2、 Supply side: Domestic high construction+revised import expectations supply pressure still exists
Domestic coal to ethylene glycol supply continues to increase. In May, the domestic coal to ethylene glycol production rate remained high, and the supply of goods was sufficient, creating sustained supply pressure on the market.
The expected reduction in imports is lagging behind, and there is still a buffer for short-term arrivals. Although the maintenance of multiple facilities in the Middle East has led to a decline in the expected import volume from May to June, the short-term arrival rhythm has not been fully reflected, and the market has partially advanced the pricing of “import reduction”, which has not formed an immediate supply gap.

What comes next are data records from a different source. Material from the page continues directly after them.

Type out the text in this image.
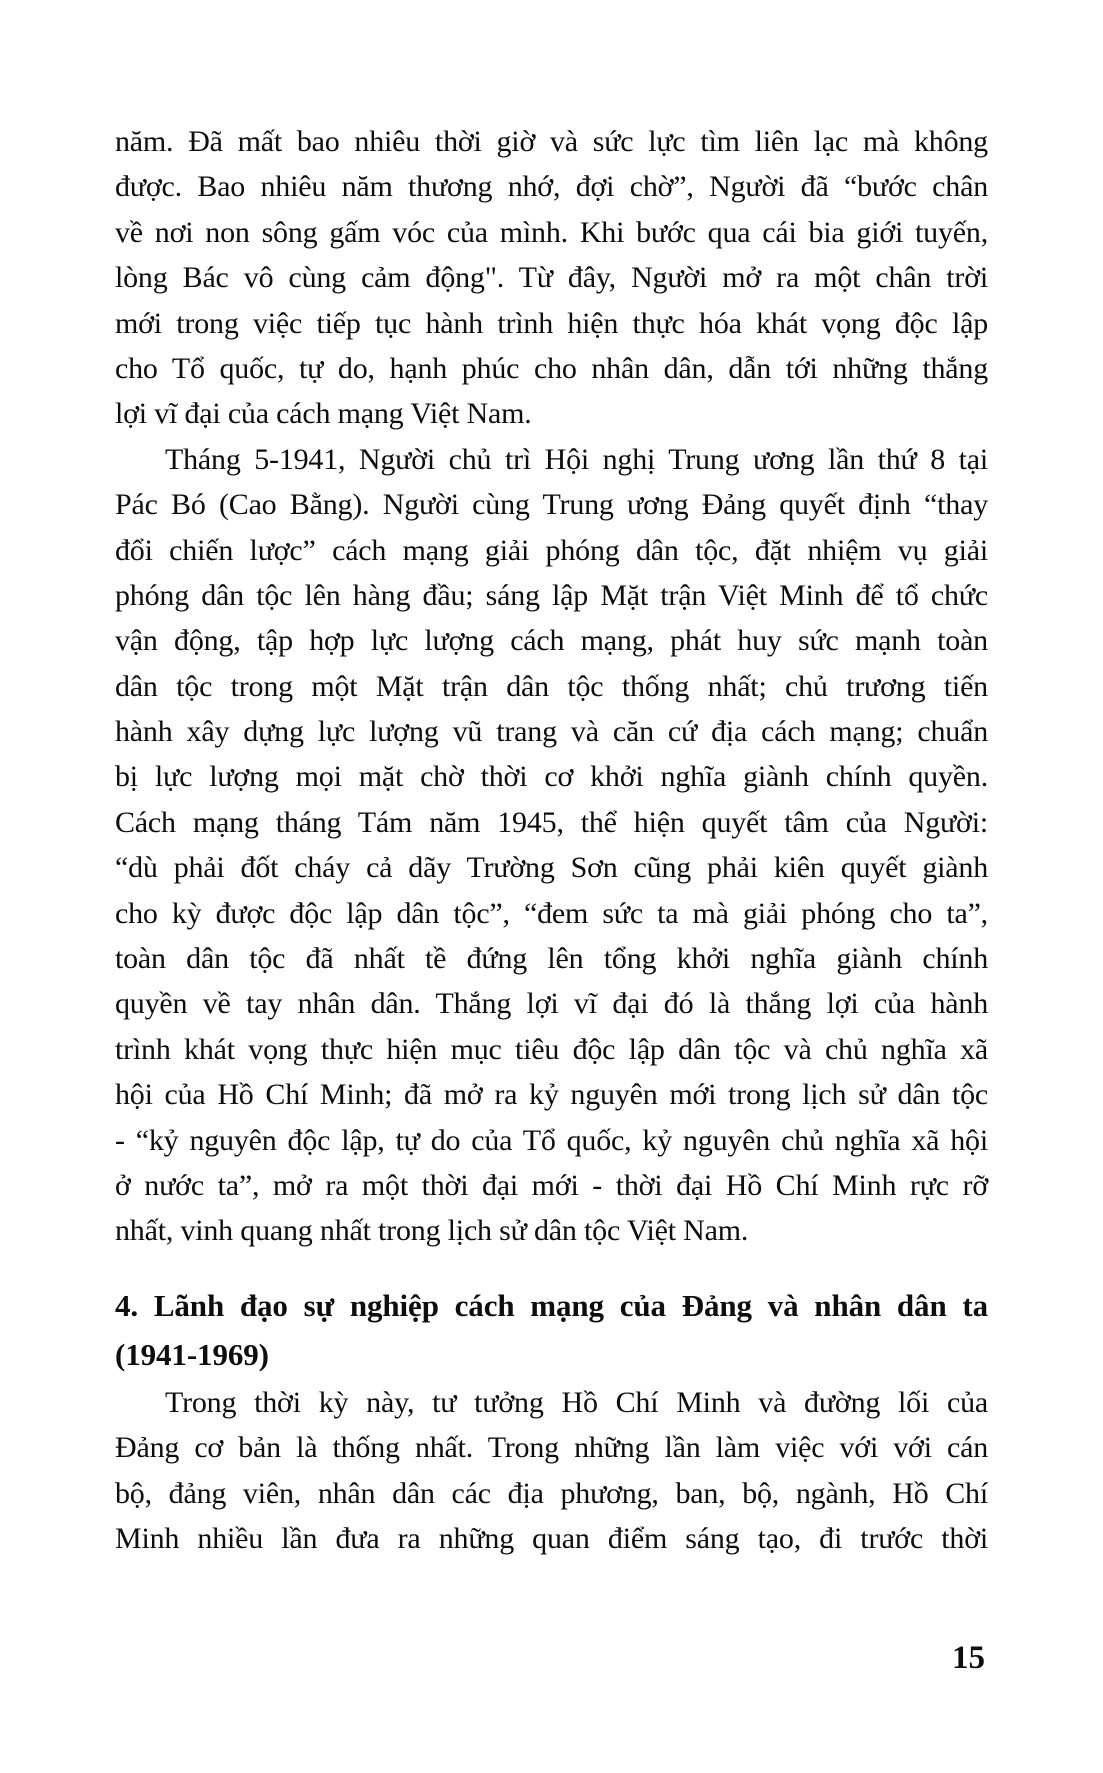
năm. Đã mất bao nhiêu thời giờ và sức lực tìm liên lạc mà không
được. Bao nhiêu năm thương nhớ, đợi chờ”, Người đã “bước chân
về nơi non sông gấm vóc của mình. Khi bước qua cái bia giới tuyến,
lòng Bác vô cùng cảm động". Từ đây, Người mở ra một chân trời
mới trong việc tiếp tục hành trình hiện thực hóa khát vọng độc lập
cho Tổ quốc, tự do, hạnh phúc cho nhân dân, dẫn tới những thắng
lợi vĩ đại của cách mạng Việt Nam.
Tháng 5-1941, Người chủ trì Hội nghị Trung ương lần thứ 8 tại
Pác Bó (Cao Bằng). Người cùng Trung ương Đảng quyết định “thay
đổi chiến lược” cách mạng giải phóng dân tộc, đặt nhiệm vụ giải
phóng dân tộc lên hàng đầu; sáng lập Mặt trận Việt Minh để tổ chức
vận động, tập hợp lực lượng cách mạng, phát huy sức mạnh toàn
dân tộc trong một Mặt trận dân tộc thống nhất; chủ trương tiến
hành xây dựng lực lượng vũ trang và căn cứ địa cách mạng; chuẩn
bị lực lượng mọi mặt chờ thời cơ khởi nghĩa giành chính quyền.
Cách mạng tháng Tám năm 1945, thể hiện quyết tâm của Người:
“dù phải đốt cháy cả dãy Trường Sơn cũng phải kiên quyết giành
cho kỳ được độc lập dân tộc”, “đem sức ta mà giải phóng cho ta”,
toàn dân tộc đã nhất tề đứng lên tổng khởi nghĩa giành chính
quyền về tay nhân dân. Thắng lợi vĩ đại đó là thắng lợi của hành
trình khát vọng thực hiện mục tiêu độc lập dân tộc và chủ nghĩa xã
hội của Hồ Chí Minh; đã mở ra kỷ nguyên mới trong lịch sử dân tộc
- “kỷ nguyên độc lập, tự do của Tổ quốc, kỷ nguyên chủ nghĩa xã hội
ở nước ta”, mở ra một thời đại mới - thời đại Hồ Chí Minh rực rỡ
nhất, vinh quang nhất trong lịch sử dân tộc Việt Nam.
4. Lãnh đạo sự nghiệp cách mạng của Đảng và nhân dân ta
(1941-1969)
Trong thời kỳ này, tư tưởng Hồ Chí Minh và đường lối của
Đảng cơ bản là thống nhất. Trong những lần làm việc với với cán
bộ, đảng viên, nhân dân các địa phương, ban, bộ, ngành, Hồ Chí
Minh nhiều lần đưa ra những quan điểm sáng tạo, đi trước thời
15
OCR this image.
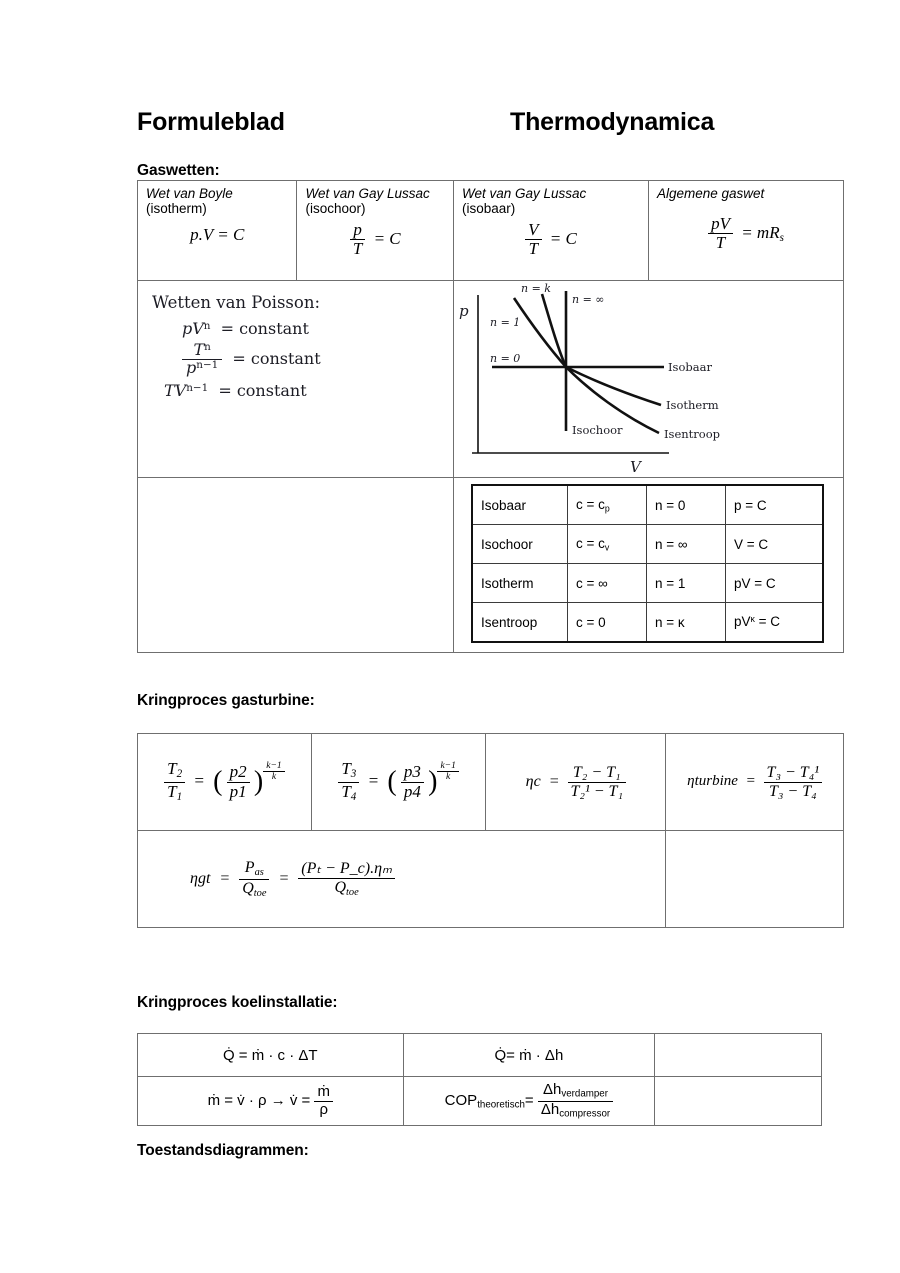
Formuleblad	Thermodynamica
Gaswetten:
Wet van Boyle
(isotherm)
p.V = C

Wet van Gay Lussac
(isochoor)
$\frac{p}{T} = C$

Wet van Gay Lussac
(isobaar)
$\frac{V}{T} = C$

Algemene gaswet
$\frac{pV}{T} = mR_s$

Wetten van Poisson:
$pV^n$ = constant
$\frac{T^n}{p^{n-1}}$ = constant
$TV^{n-1}$ = constant

p
V
n = k
n = ∞
n = 1
n = 0
Isobaar
Isotherm
Isentroop
Isochoor

Isobaar	$c = c_p$	n = 0	p = C
Isochoor	$c = c_v$	n = ∞	V = C
Isotherm	c = ∞	n = 1	pV = C
Isentroop	c = 0	n = κ	$pV^\kappa = C$
Kringproces gasturbine:
$\frac{T_2}{T_1}$ = ( $\frac{p2}{p1}$ ) $\frac{k-1}{k}$	$\frac{T_3}{T_4}$ = ( $\frac{p3}{p4}$ ) $\frac{k-1}{k}$	$\eta c = \frac{\text{T₂ − T₁}}{\text{T₂¹ − T₁}}$	ηturbine = $\frac{\text{T₃ − T₄¹}}{\text{T₃ − T₄}}$

$\eta gt = \frac{P_{as}}{Q_{toe}} = \frac{\text{(Pₜ − P\_c).ηₘ}}{Q_{toe}}$

Kringproces koelinstallatie:
Q̇ = ṁ · c · ΔT	Q̇= ṁ · Δh	
ṁ = v̇ · ρ → v̇ = $\frac{ṁ}{\rho}$	$COP_{theoretisch}= \frac{\Delta h_{verdamper}}{\Delta h_{compressor}}$

Toestandsdiagrammen:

Although the port inventory has been reduced, the absolute quantity is still relatively high. Although the inventory in the main ports of East China is in a continuous destocking channel, it is still at a moderate level in recent years, and its support for prices is limited.
3、 Demand side: Polyester off-season+terminal weakness, negative feedback, continuous fermentation
The operating rate of polyester has declined year-on-year, and the procurement of essential goods has shrunk. The average operating rate of domestic polyester factories in May was only 75% -77%, a year-on-year decrease of 3-5 percentage points, and the demand for essential purchases of ethylene glycol significantly shrank.
The terminal weaving orders are bleak, and there is a serious backlog of inventory. The operating rate of weaving machines in Jiangsu and Zhejiang provinces is only 66%, with orders mainly consisting of small orders and fast response orders. The terminal inventory is high, and polyester factories actively reduce negative loads, forming a negative feedback loop of “weak demand → negative load reduction → less procurement → price decline”.
Raw material inventory has dropped to a low level, and the market has no intention of stockpiling. The raw material stocking days of the polyester factory are only 7.5 days, which is the lowest level in the same period of the past three years. It only maintains essential procurement and lacks purchasing support in terms of price.
4、 Funds and Emotions: High level profit taking+Break level stop loss, amplified decline
The early increase was too large, and profit taking orders were concentrated and left the market. Affected by the geopolitical conflict in the Middle East from March to April, the main contract for ethylene glycol accumulated a large amount of profit taking. After May, with the expectation of geopolitical easing heating up, funds concentrated on profit taking.
Key support breaking triggers programmed stop loss. On May 22nd, the main contract fell below the key support level of 4600 yuan/ton, triggering a large number of programmed trading stop loss orders. Short selling forces were concentrated and released, amplifying the intraday decline.
Market expectations have turned pessimistic, with strong buying and wait-and-see sentiment. Due to weak terminal demand and loose cost support, the market’s expectations for the traditional off-season in June and July continue to deteriorate. Most traders and downstream factories remain cautious and unwilling to take the initiative to accept orders.